Une publicité nouvelle des événements... Madeleine, avec courage, raconte ce qui vient de lui arriver et les demandes faites au clergé, par une Belle Dame qui s’est désignée comme étant la Vierge Marie, d’édifier un lieu de culte et de prières dans le bois dit de Lareu. Elle est aidée dans sa mission par ses camarades qui, de leur côté, corroborent son récit, l’extase de Madeleine, et la lueur qui se déplaçait dont ils ont été les témoins. Jeanne Teulé aussi rapporte que la Belle Dame lui est apparue. Tout le village en parle, confronte les récits et croit finalement à la sincérité des enfants, qui n’auraient aucune raison d’inventer une telle histoire qui les dépasse. Les villages alentour ont eux aussi très vite connaissance des événements. Bientôt, la nouvelle se répand dans toute la province du Comminges et beaucoup de personnes se rendent sur les lieux désormais marqués par une grande croix dressée par les habitants qui aménagent la source. Des miracles commencent à se produire après que, conformément aux paroles de la Vierge Marie, certains aient bu l’eau. Les pèlerins qui passent par là pour se rendre à Saint-Bertrand de Comminges ; puis Garaison à 32 Km font le détour (1). Parmi eux, un certain Pierre Cathiény d’origine suisse et novice à l’abbaye de la Trappe fondée et dirigée par l’Abbé de Rancé.

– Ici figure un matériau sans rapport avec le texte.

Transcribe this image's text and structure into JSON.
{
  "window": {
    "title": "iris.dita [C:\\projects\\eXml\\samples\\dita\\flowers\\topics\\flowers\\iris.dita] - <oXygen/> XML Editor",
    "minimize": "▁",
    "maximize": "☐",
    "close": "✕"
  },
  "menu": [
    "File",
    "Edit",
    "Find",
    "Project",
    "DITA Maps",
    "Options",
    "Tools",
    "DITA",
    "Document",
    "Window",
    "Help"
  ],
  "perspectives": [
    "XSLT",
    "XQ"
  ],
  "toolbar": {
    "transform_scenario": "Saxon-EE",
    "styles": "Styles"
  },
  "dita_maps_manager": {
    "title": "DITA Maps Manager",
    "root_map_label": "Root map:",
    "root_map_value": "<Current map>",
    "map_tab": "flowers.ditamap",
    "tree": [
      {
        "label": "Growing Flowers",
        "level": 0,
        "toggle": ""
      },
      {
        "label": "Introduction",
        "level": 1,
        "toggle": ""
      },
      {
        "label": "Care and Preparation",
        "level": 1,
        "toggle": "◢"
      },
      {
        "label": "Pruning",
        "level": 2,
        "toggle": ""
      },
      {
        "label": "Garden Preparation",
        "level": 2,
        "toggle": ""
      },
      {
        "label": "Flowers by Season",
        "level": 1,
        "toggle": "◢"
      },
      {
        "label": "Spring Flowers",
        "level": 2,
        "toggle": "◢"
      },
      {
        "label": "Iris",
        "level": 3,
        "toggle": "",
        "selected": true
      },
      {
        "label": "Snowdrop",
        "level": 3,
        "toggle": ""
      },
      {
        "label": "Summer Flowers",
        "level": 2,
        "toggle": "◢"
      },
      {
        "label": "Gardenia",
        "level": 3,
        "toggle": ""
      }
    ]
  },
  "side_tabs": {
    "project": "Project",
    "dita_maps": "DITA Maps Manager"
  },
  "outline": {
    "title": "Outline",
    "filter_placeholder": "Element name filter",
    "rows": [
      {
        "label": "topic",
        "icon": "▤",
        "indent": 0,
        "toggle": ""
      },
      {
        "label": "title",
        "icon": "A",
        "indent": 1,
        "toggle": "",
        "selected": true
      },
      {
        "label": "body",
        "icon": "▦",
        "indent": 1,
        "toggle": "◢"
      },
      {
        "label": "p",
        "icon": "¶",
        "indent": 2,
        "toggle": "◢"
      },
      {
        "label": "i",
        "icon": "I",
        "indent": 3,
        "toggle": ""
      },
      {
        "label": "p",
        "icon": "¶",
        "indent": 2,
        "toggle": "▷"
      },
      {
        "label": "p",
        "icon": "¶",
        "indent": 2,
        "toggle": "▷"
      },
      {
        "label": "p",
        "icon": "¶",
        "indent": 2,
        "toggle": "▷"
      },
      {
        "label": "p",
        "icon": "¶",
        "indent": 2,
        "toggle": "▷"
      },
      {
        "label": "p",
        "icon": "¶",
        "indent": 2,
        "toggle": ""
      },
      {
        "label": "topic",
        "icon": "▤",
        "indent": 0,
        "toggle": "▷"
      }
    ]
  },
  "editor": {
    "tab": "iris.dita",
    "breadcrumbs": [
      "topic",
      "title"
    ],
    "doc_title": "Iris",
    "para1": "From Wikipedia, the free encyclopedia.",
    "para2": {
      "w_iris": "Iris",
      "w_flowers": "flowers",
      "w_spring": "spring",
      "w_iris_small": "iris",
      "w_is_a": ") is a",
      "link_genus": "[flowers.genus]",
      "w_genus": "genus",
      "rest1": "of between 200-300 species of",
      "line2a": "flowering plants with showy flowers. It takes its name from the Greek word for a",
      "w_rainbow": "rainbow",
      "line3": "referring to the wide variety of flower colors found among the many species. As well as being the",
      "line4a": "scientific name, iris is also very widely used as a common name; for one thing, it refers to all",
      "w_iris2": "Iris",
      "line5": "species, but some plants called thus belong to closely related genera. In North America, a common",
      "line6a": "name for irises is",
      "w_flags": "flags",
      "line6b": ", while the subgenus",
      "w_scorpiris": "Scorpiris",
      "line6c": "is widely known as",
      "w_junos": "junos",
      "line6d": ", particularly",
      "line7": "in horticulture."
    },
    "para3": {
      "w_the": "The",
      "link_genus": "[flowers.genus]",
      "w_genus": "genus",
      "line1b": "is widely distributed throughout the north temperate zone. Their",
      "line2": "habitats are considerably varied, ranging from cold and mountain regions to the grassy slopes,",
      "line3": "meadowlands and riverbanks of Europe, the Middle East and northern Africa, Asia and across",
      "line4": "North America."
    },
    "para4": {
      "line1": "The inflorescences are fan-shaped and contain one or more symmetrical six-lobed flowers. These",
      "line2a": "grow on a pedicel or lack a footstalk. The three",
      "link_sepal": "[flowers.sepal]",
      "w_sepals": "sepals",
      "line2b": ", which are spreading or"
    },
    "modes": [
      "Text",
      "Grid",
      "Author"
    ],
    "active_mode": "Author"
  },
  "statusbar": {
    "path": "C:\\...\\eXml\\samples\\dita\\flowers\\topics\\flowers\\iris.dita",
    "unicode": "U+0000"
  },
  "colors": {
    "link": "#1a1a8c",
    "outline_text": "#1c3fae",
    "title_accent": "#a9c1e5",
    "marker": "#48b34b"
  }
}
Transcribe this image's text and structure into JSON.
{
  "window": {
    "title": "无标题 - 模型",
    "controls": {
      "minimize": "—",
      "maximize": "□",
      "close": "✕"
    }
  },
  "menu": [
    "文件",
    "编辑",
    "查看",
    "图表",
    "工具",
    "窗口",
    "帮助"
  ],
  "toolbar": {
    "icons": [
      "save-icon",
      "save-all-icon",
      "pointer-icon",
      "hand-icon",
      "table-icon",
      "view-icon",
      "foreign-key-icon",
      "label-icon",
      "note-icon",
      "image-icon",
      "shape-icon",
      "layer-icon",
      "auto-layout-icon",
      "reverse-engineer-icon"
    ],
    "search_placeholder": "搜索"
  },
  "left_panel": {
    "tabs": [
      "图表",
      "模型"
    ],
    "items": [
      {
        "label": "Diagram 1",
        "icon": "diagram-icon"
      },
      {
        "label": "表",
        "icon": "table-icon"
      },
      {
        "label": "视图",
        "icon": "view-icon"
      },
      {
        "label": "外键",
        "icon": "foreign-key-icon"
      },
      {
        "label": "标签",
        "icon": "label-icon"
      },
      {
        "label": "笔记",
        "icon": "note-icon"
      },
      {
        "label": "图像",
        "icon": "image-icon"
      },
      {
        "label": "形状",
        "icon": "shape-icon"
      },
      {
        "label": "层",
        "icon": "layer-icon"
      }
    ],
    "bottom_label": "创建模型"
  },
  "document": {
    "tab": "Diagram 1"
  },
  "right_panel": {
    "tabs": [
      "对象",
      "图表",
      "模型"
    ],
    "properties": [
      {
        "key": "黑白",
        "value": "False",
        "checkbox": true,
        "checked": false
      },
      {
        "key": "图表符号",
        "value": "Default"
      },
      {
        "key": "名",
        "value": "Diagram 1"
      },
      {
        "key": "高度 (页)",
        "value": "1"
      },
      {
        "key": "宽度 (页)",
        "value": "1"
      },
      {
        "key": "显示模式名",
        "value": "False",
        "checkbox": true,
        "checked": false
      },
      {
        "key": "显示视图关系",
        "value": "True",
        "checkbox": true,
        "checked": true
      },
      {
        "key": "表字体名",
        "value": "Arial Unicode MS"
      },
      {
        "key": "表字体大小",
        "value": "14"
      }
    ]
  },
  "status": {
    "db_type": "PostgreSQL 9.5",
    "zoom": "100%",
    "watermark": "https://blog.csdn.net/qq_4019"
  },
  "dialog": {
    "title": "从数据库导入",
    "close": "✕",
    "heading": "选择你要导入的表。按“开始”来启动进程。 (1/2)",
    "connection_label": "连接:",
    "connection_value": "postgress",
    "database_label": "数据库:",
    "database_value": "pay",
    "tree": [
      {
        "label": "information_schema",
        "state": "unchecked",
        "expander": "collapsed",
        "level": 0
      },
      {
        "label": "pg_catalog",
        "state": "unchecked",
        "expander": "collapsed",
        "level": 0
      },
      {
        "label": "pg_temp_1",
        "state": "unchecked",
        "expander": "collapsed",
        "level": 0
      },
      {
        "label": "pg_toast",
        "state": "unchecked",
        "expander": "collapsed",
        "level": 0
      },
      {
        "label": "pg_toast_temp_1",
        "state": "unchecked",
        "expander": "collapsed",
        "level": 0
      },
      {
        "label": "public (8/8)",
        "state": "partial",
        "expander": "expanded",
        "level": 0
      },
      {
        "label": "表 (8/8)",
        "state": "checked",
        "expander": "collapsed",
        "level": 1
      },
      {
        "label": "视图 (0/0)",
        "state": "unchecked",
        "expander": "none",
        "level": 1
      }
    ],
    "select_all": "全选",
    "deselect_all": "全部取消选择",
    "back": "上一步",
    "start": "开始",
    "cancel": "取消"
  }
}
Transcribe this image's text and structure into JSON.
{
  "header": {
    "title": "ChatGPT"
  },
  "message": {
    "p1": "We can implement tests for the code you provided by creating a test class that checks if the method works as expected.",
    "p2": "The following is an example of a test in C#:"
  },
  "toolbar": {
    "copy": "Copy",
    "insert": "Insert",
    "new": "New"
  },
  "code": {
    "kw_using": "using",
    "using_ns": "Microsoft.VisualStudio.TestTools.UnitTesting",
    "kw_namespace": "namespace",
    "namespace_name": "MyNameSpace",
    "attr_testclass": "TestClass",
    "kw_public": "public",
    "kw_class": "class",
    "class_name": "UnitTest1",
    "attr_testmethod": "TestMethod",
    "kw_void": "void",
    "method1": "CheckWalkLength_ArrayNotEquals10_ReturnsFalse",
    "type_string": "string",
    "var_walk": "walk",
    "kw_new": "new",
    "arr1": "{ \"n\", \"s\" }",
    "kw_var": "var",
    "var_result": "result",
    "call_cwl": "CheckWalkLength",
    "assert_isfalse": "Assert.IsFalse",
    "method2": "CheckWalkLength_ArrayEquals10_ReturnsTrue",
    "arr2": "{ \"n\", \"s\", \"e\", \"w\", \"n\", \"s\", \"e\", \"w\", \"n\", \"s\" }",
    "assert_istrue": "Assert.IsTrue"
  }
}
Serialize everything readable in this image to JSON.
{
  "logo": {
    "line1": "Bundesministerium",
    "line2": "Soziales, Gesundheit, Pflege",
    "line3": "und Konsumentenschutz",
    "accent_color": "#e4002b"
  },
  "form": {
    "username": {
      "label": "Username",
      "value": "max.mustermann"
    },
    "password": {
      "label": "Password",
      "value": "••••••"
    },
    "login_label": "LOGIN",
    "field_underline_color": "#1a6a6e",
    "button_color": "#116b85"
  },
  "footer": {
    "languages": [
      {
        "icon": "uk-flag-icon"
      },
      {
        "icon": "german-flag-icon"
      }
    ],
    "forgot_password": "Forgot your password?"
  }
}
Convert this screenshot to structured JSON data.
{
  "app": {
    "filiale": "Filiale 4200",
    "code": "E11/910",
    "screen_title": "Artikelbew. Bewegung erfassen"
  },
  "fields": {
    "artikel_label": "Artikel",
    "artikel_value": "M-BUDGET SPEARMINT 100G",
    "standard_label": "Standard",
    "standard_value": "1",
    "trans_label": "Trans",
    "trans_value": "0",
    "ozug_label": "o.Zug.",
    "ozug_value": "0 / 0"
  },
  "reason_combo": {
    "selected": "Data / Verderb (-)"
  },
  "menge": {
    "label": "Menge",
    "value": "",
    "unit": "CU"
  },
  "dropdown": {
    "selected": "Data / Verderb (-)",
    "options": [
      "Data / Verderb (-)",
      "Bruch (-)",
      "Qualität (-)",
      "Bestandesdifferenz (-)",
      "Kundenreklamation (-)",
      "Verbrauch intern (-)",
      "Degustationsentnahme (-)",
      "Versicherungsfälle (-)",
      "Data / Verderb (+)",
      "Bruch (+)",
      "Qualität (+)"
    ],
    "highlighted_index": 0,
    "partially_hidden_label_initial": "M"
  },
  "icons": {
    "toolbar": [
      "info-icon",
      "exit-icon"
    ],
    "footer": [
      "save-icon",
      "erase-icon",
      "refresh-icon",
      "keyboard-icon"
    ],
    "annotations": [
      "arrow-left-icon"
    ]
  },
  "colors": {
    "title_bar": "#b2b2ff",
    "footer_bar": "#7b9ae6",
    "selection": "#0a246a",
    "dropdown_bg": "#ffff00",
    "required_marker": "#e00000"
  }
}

L'enthousiasme initial est cependant atteint par l’attitude de l’évêque, Monseigneur Louis de Guron, qui, alors que le chanoine qu’il avait diligenté
pour lui faire un rapport sur cette affaire lui conseille de reconnaître la
réalité de cette apparition de la Vierge Marie, ne le fait point, notamment
pour ne pas concurrencer le sanctuaire voisin de quelques kilomètres de
Notre-Dame de Lorette, sur la même paroisse d’Alan. Il estime aussi qu’il faut
attendre pour voir si la ferveur populaire se maintient. En réalité, une telle
décision va, telle une prophétie auto-réalisatrice, contribuer à décourager les
bonnes volontés et peu à peu, malgré les guérisons, le bois de Lareu sombre
dans l’oubli.
Voilà que le lieu va renaitre ! L’affaire aurait pu être effacée de la mémoire collective sans Pierre Cathiény. Quelques années après son retour à La Trappe, il lui apparaît comme une impérieuse nécessité de respecter la demande formulée par Marie et transmise par Madeleine Serre. Avec l’accord de son abbé, il revient à Alan pour construire la chapelle près de la source et du trou, toujours présent, où est apparue la Vierge Marie. Mais, là encore, l’Église locale fait dans un premier temps tout pour le dissuader de son projet. Au lieu de repartir, il s’installe et développe l’espace d’une année une vie de prière et de recueillement qui impressionne la population, paysans, noblesse locale ainsi que des hommes d’Église. Saisi par la rumeur publique, l’évêque décide de rencontrer Pierre Cathiény d’autant que tous sont frappés par la réalisation des paroles de la Vierge Marie : « Quelqu’un viendra de loin pour construire la chapelle. »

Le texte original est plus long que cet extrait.